Port de Kribi: 72 milliards pour l’énergie électrique
Présidée par le Minee, Gaston Eloundou Essomba, la cérémonie de lancement des travaux de la ligne 225 KV et du poste 225/30 KV a eu lieu le 06 août dernier à Kribi.
Kribi branche sa puissance : un nouveau courant d’avenir pour l’industrie camerounaise. Pour ce faire, mercredi 6 août 2025, une cérémonie discrète, mais chargée d’enjeux, s’est tenue au Port de Kribi. Sous la houlette du ministre de l’Eau et de l’Énergie, Gaston Eloundou Essomba, le gouvernement a officiellement lancé la construction d’une infrastructure électrique d’ampleur : une ligne haute tension de 225 kilovolts sur 42 kilomètres et un poste de transformation d’une puissance record de 180 MVA. Un projet estimé d’après le Minee, à 72 milliards FCFA.
A en croire le membre du gouvernement, depuis sa mise en service, le Port de Kribi attire les industries comme un aimant. Terminal à conteneurs, zone industrialo-portuaire, projets d’amodiataires : les besoins en électricité explosent. D’après l’autorité portuaire, actuellement évaluée à 100 MW, la demande pourrait quadrupler d’ici 10 ans, pour atteindre les 400 MW, l’équivalent de la capacité du barrage de Nachtigal. « Pourtant, jusqu’ici, le port fonctionnait avec une alimentation électrique fragile, insuffisante pour répondre à cette dynamique industrielle ». Pour elle, c’est ce déficit que le nouveau projet vient combler, avec une solution robuste et durable : une ligne électrique à double terne et un poste de transformation dimensionné pour le futur.
Une dorsale énergétique pensée pour durer
Techniquement, apprend-on, le projet repose sur une architecture solide : deux ternes distincts, l’un partant du poste 225 KV d’Edea Beon, l’autre de la centrale à gaz de KPDC, convergent vers un nouveau poste, situé au cœur du PAK. « Ce dernier, équipé de trois transformateurs de 60 MVA chacun, devient ainsi le plus puissant du Cameroun, devant celui de Nyom 2 », assure le top management du PAK. Qui indique que son alimentation s’appuiera sur une triple connexion stratégique : « l’énergie issue de la centrale KPDC (216 MW), celle du barrage de Nachtigal via Edea Beon, et celle de Memve’ele via Ebolowa. Une configuration qui assure une continuité de service même en cas de défaillance multiple, et anticipe les pics de demande énergétique dans la zone ».
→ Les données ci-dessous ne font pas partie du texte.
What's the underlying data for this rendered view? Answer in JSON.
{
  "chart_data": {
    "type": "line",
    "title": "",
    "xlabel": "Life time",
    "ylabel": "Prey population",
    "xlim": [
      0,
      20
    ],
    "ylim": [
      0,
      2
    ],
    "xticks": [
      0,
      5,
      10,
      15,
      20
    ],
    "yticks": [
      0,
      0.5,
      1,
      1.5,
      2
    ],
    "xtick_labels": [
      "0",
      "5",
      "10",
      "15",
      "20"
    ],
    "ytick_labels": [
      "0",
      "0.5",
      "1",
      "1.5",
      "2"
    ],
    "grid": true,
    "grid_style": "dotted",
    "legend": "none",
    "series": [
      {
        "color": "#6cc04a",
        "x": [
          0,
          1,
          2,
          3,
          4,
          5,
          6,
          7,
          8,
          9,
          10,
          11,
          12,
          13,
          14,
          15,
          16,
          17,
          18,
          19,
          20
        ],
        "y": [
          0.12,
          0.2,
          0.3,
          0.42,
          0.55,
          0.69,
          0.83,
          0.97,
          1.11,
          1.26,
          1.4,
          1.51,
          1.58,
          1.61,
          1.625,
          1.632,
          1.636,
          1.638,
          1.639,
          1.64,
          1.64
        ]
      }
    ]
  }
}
Cependant, le calendrier est serré : 16 mois de travaux pour une mise en service attendue en fin d’année 2026. Côté financement, éclaircit le Minee, le montage s’appuie sur un partenariat public-privé : 41 milliards FCFA proviennent d’un prêt extérieur obtenu par la partie chinoise, dont 16,1 milliards pour le poste électrique. Le reste, soit 30,6 milliards FCFA, est préfinancé par le Port Autonome de Kribi, à la demande du gouvernement. Ce choix stratégique de préfinancement, selon un cadre du PAK, s’explique par l’urgence : « sans cette ligne, les infrastructures du port risquaient de fonctionner en sous-capacité. Une perspective inacceptable pour un pays qui compte sur Kribi pour porter sa stratégie d’industrialisation ».
Au-delà du port, les retombées économiques s’annoncent multiples. Ce projet devrait générer des emplois directs et indirects, améliorer l’attractivité du site pour les investisseurs, et renforcer la position de Kribi comme hub logistique et industriel de la sous-région. Les infrastructures connexes, zones franches, routes, installations industrielles, bénéficieront, elles aussi de cette nouvelle sécurité énergétique. Pour le ministre Gaston Eloundou Essomba, ce chantier n’est pas un simple projet d’électrification. C’est une « haute directive » présidentielle, une réponse concrète à la vision d’un Cameroun industrialisé, compétitif, résilient. En citant Paul Biya : « L’énergie est au cœur de tout processus de développement ».